PROVO — BYU assistant head football coach Ed Lamb’s unique method in recruiting quality cornerbacks just may be working.
Take Isaiah Herron, a lightly-recruited cornerback prospect from Las Vegas, for example. Holding offers from just BYU, Weber State, Dixie State and Southern Utah out of high school, the 6-foot-1, 175-pounder found playing time as a true freshman and is currently embroiled in a fierce battle for a starting position this year as a redshirt freshman.
Herron fits Lamb’s criteria, and that criteria appears a good bet to be validated this season, at least in part.
Lamb’s formula calls for coaches to all but ignore a cornerback prospect’s offers and maybe even the high school production in favor of focusing on raw athletic talent and character attributes. Those attributes include players measuring 6-1 or taller, running a blazing 40 time, and showing the personal traits to be coached up.
The reason for the approach may seem obvious for those who have followed Cougar recruiting at cornerback over the past 20 or so years. Highly dependent on junior college in past years, as even the top corner prospects who actually do sign with BYU out of high school too often can’t make it through four seasons, Lamb determined to change the approach altogether.
And as noted, Herron appears poised to stand as a strong piece of evidence.
“We knew he was going to be a top guy for us the second he stepped on campus,” said BYU cornerbacks coach Jernaro Gilford. “He had a bit of a rough go with injuries last year, but ultimately I think that year was good for him so that he could put on some weight and feel more confident coming into this season.”
Herron’s confidence has become apparent during fall camp where he’s risen to strong consideration of starting status at one cornerback position opposite senior Dayan Ghanwoloku. According to Gilford, Herron is competing primarily with sophomore D’Angelo Mandell (6-1, 185), who grabbed a starting spot last last season, and junior college transfer Dimitri Gallow (6-0, 180), who just recently received clearance to start practicing.
“It’s nice having the options we do and it builds swagger within our group,” Gilford said. “All of them love to compete and it’s become a real good competition, and you love that as a coach.”
As for Herron, he’s feeling rejuvenated after experiencing some nagging injuries to his one of his knees and ribcage that ultimately assigned him to the bench for the last half of the season.
“It was incredibly frustrating,” Herron said. “But through it all I was able to take some time on my mind and my body ... and it’s worked out great.
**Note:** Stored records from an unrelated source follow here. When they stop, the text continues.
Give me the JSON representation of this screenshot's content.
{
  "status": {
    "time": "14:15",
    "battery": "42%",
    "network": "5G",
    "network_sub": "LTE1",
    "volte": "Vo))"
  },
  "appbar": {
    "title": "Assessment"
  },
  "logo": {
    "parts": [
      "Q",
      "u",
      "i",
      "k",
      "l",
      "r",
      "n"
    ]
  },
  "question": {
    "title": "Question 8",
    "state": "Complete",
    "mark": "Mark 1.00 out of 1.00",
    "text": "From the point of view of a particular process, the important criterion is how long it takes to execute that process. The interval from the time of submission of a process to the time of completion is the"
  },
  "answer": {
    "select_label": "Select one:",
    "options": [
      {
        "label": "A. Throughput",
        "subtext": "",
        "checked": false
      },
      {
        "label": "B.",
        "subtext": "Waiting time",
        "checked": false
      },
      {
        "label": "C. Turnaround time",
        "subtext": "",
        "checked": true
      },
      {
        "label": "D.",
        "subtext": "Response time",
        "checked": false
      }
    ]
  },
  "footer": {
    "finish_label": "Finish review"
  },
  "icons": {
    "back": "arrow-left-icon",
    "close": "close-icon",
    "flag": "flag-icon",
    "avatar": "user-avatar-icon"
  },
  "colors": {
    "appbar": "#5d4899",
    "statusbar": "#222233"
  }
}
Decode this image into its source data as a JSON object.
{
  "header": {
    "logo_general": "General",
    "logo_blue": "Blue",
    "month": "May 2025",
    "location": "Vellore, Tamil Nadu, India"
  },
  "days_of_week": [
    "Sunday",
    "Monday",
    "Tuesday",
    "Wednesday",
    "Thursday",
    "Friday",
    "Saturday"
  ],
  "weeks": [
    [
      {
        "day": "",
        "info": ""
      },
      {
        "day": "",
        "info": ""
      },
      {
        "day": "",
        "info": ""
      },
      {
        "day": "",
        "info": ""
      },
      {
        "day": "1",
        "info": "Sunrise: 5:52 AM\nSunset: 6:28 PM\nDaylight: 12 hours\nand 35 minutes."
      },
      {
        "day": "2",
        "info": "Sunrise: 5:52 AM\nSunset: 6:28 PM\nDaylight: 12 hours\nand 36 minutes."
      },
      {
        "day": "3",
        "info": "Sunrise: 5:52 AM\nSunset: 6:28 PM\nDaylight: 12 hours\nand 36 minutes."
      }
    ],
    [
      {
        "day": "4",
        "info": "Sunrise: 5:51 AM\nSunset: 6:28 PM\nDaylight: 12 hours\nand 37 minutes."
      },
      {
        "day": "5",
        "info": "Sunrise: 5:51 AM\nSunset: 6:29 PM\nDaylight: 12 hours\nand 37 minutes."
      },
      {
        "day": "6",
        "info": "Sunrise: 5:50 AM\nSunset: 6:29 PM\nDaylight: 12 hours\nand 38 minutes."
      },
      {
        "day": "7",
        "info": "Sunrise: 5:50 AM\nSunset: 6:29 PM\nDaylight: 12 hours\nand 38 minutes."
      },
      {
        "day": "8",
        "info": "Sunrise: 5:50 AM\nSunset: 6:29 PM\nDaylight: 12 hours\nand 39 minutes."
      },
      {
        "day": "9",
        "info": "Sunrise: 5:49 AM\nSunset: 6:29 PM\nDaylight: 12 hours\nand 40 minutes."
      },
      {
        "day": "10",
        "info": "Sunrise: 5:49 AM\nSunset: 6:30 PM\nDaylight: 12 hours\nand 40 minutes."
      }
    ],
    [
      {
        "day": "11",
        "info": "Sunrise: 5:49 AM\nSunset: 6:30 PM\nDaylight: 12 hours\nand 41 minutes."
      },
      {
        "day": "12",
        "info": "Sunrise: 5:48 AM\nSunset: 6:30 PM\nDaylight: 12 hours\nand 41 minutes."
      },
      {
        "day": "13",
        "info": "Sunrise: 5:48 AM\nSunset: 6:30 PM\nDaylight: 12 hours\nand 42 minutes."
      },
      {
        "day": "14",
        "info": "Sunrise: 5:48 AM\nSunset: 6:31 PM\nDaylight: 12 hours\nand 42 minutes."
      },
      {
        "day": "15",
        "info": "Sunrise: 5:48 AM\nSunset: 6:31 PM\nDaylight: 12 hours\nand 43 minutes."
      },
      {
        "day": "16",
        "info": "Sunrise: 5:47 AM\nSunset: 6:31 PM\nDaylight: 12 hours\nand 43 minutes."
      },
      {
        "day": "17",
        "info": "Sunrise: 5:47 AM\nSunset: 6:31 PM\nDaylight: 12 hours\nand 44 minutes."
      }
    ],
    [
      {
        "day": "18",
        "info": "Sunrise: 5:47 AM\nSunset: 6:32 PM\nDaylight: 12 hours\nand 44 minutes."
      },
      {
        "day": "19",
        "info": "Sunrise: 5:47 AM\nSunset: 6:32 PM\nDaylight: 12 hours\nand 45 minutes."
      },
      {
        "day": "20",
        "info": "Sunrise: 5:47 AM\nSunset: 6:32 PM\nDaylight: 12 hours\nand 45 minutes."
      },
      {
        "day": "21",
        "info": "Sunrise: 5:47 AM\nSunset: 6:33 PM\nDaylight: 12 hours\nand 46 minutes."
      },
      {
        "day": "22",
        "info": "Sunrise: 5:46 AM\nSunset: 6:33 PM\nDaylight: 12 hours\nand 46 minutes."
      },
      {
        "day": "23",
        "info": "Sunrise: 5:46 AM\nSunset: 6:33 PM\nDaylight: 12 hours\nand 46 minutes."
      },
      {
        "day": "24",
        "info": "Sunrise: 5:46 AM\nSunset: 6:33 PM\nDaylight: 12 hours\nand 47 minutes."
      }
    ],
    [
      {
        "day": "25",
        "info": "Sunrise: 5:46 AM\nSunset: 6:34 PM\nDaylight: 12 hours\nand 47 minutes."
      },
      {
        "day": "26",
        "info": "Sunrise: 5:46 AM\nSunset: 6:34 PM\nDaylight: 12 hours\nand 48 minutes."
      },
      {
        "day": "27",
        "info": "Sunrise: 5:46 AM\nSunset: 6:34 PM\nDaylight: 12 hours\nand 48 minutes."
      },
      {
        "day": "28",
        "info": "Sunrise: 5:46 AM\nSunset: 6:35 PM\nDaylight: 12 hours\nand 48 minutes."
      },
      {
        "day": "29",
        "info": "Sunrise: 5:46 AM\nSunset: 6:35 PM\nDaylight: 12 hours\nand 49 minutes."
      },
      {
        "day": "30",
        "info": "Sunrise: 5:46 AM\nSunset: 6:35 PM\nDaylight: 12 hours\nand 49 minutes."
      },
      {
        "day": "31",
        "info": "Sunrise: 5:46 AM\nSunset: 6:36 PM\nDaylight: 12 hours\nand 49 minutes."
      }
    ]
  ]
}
I’m a lot more mindful of taking care of my body now and feel it’s paid off so far.”
The mental aspect has paid off, too.
“I’ve been studying a lot, even with the quarterbacks,” Herron said after Tuesday’s practice session. “Just today I went to a quarterback meeting and I’ve been meeting up with Zach (Wilson) and the other quarterbacks — trying to learn as much as I can so I can be prepared mentally.”
As for the competition, Herron relishes the competition, saying, “It’s what you want. You don’t want things to come easy and we’re all making each other better every day. We’re close, but we’re competitive. It’s been great so far.”
As for acclimating to BYU outside of football as a minority who is not a member of The Church of Jesus Christ of Latter-day Saints, Herron says he’s doing well on that front, too.
“BYU has actually been great keeping me out of trouble and helping me make smart decisions,” Herron said. “I’m living the life I need to live to be a successful man.”
Gallow showing good early returns
As mentioned, Gallow has finally been cleared for action and has generally impressed Gilford with what he’s shown.
“You can tell he’s an experienced guy,” Gilford said. “He’s played a lot of football, but he’s also a bit rusty not having played for a year. But he’s knocking off that rust and working as hard as he can to get himself ready.”
Gilford says Gallow is a fast learner who is about 80% in as of last Tuesday with regards to knowing how to operate within BYU’s defensive system.
“He has enough time to get there and that’s a great thing for us,” Gilford said. “He’s an aggressive guy who isn’t afraid to get physical, and we love that about him. We’ll just watch and see how he progresses and competes.”